Conforme detalhado na coletiva, a principal linha de investigação indica que parte dessas mortes ocorreu como retaliação a um homicídio anterior, o que acende um sinal de alerta para possíveis novos ataques. Há indícios de disputas por território e pelo controle do tráfico, mas também a possibilidade de crimes motivados exclusivamente por vingança. “Esse tipo de reação em cadeia, se não for interrompido rapidamente, pode levar a um cenário fora de controle”, advertiu Bruno França.
Diante do quadro, a Polícia Civil anunciou a implementação de um plano de ação integrado, com reforço das operações, intensificação do trabalho de inteligência e atuação conjunta com a Polícia Militar. O objetivo imediato é identificar e prender os responsáveis, além de impedir que novas represálias ocorram. “Nossa missão é restabelecer a ordem e garantir que Sorriso não volte a conviver com uma rotina de violência”, afirmou o delegado.

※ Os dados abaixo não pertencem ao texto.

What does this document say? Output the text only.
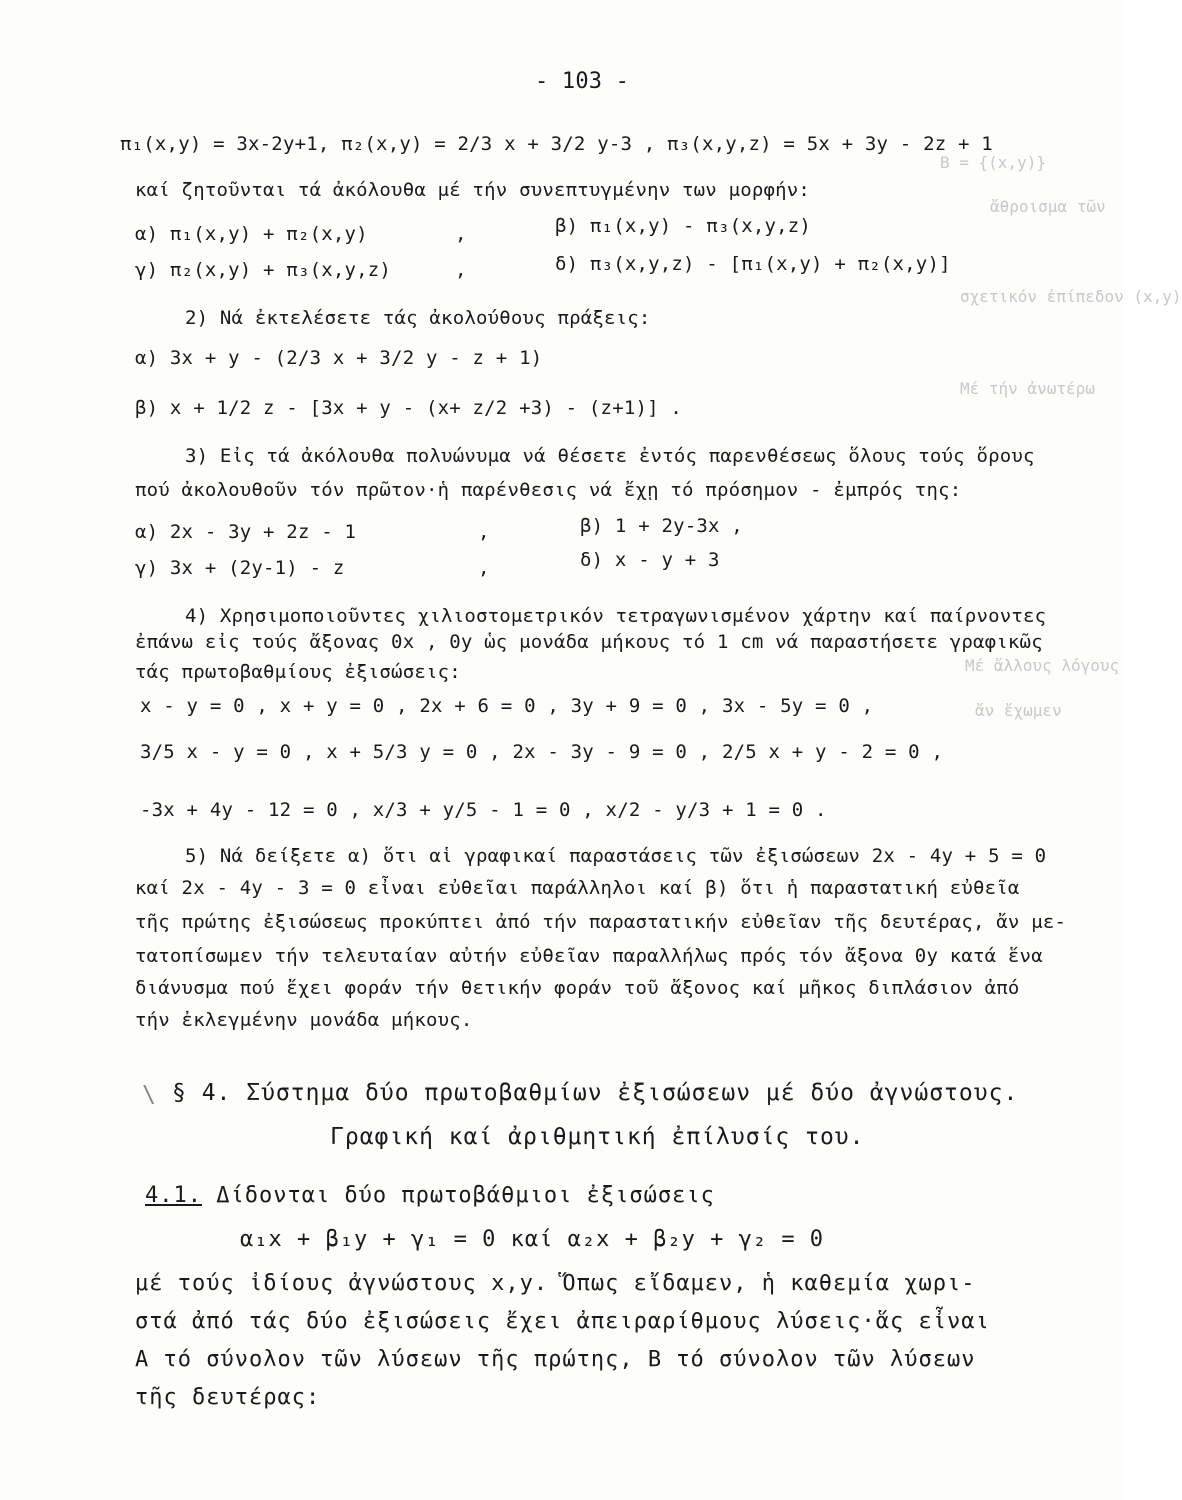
B = {(x,y)}
ἄθροισμα τῶν
σχετικόν ἐπίπεδον (x,y)
Μέ τήν ἀνωτέρω
Μέ ἄλλους λόγους
ἄν ἔχωμεν
- 103 -
π₁(x,y) = 3x-2y+1, π₂(x,y) = 2/3 x + 3/2 y-3 , π₃(x,y,z) = 5x + 3y - 2z + 1
καί ζητοῦνται τά ἀκόλουθα μέ τήν συνεπτυγμένην των μορφήν:
α) π₁(x,y) + π₂(x,y)	,	β) π₁(x,y) - π₃(x,y,z)
γ) π₂(x,y) + π₃(x,y,z)	,	δ) π₃(x,y,z) - [π₁(x,y) + π₂(x,y)]
2) Νά ἐκτελέσετε τάς ἀκολούθους πράξεις:
α) 3x + y - (2/3 x + 3/2 y - z + 1)
β) x + 1/2 z - [3x + y - (x+ z/2 +3) - (z+1)] .
3) Εἰς τά ἀκόλουθα πολυώνυμα νά θέσετε ἐντός παρενθέσεως ὅλους τούς ὅρους
πού ἀκολουθοῦν τόν πρῶτον·ἡ παρένθεσις νά ἔχῃ τό πρόσημον - ἐμπρός της:
α) 2x - 3y + 2z - 1	,	β) 1 + 2y-3x ,
γ) 3x + (2y-1) - z	,	δ) x - y + 3
4) Χρησιμοποιοῦντες χιλιοστομετρικόν τετραγωνισμένον χάρτην καί παίρνοντες
ἐπάνω εἰς τούς ἄξονας 0x , 0y ὡς μονάδα μήκους τό 1 cm νά παραστήσετε γραφικῶς
τάς πρωτοβαθμίους ἐξισώσεις:
x - y = 0 , x + y = 0 , 2x + 6 = 0 , 3y + 9 = 0 , 3x - 5y = 0 ,
3/5 x - y = 0 , x + 5/3 y = 0 , 2x - 3y - 9 = 0 , 2/5 x + y - 2 = 0 ,
-3x + 4y - 12 = 0 , x/3 + y/5 - 1 = 0 , x/2 - y/3 + 1 = 0 .
5) Νά δείξετε α) ὅτι αἱ γραφικαί παραστάσεις τῶν ἐξισώσεων 2x - 4y + 5 = 0
καί 2x - 4y - 3 = 0 εἶναι εὐθεῖαι παράλληλοι καί β) ὅτι ἡ παραστατική εὐθεῖα
τῆς πρώτης ἐξισώσεως προκύπτει ἀπό τήν παραστατικήν εὐθεῖαν τῆς δευτέρας, ἄν με-
τατοπίσωμεν τήν τελευταίαν αὐτήν εὐθεῖαν παραλλήλως πρός τόν ἄξονα 0y κατά ἕνα
διάνυσμα πού ἔχει φοράν τήν θετικήν φοράν τοῦ ἄξονος καί μῆκος διπλάσιον ἀπό
τήν ἐκλεγμένην μονάδα μήκους.
\ § 4. Σύστημα δύο πρωτοβαθμίων ἐξισώσεων μέ δύο ἀγνώστους.
Γραφική καί ἀριθμητική ἐπίλυσίς του.
4.1. Δίδονται δύο πρωτοβάθμιοι ἐξισώσεις
α₁x + β₁y + γ₁ = 0 καί α₂x + β₂y + γ₂ = 0
μέ τούς ἰδίους ἀγνώστους x,y. Ὅπως εἴδαμεν, ἡ καθεμία χωρι-
στά ἀπό τάς δύο ἐξισώσεις ἔχει ἀπειραρίθμους λύσεις·ἅς εἶναι
Α τό σύνολον τῶν λύσεων τῆς πρώτης, Β τό σύνολον τῶν λύσεων
τῆς δευτέρας:
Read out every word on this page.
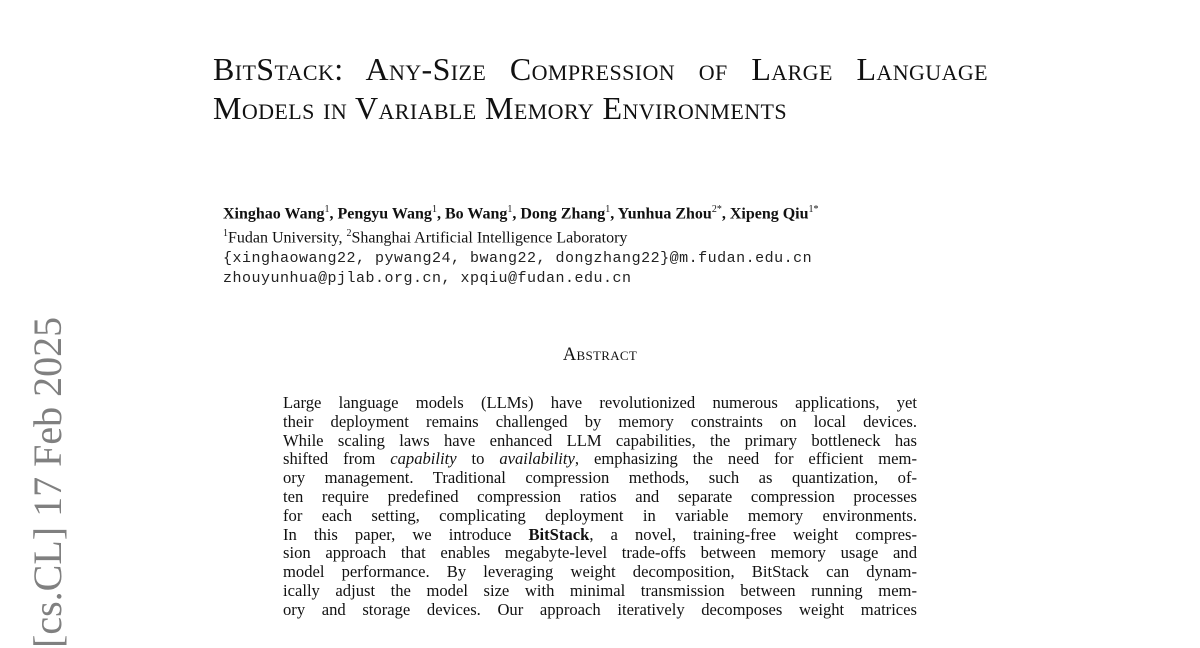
[cs.CL] 17 Feb 2025
BitStack: Any-Size Compression of Large Language Models in Variable Memory Environments
Xinghao Wang$^1$, Pengyu Wang$^1$, Bo Wang$^1$, Dong Zhang$^1$, Yunhua Zhou$^{2*}$, Xipeng Qiu$^{1*}$
$^1$Fudan University, $^2$Shanghai Artificial Intelligence Laboratory
{xinghaowang22, pywang24, bwang22, dongzhang22}@m.fudan.edu.cn
zhouyunhua@pjlab.org.cn, xpqiu@fudan.edu.cn
Abstract
Large language models (LLMs) have revolutionized numerous applications, yet
their deployment remains challenged by memory constraints on local devices.
While scaling laws have enhanced LLM capabilities, the primary bottleneck has
shifted from capability to availability, emphasizing the need for efficient mem-
ory management. Traditional compression methods, such as quantization, of-
ten require predefined compression ratios and separate compression processes
for each setting, complicating deployment in variable memory environments.
In this paper, we introduce BitStack, a novel, training-free weight compres-
sion approach that enables megabyte-level trade-offs between memory usage and
model performance. By leveraging weight decomposition, BitStack can dynam-
ically adjust the model size with minimal transmission between running mem-
ory and storage devices. Our approach iteratively decomposes weight matrices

A situação expõe um contraste preocupante. Sorriso, reconhecida nacionalmente pela força do agronegócio e pela intensa circulação de riqueza, passa a figurar também como palco de uma guerra entre facções, que espalha medo e insegurança entre moradores. Para a Polícia Civil, o recado deixado na coletiva foi direto: a criminalidade organizada não terá espaço. A resposta, segundo a autoridade policial, será rápida, firme e à altura da brutalidade dos crimes.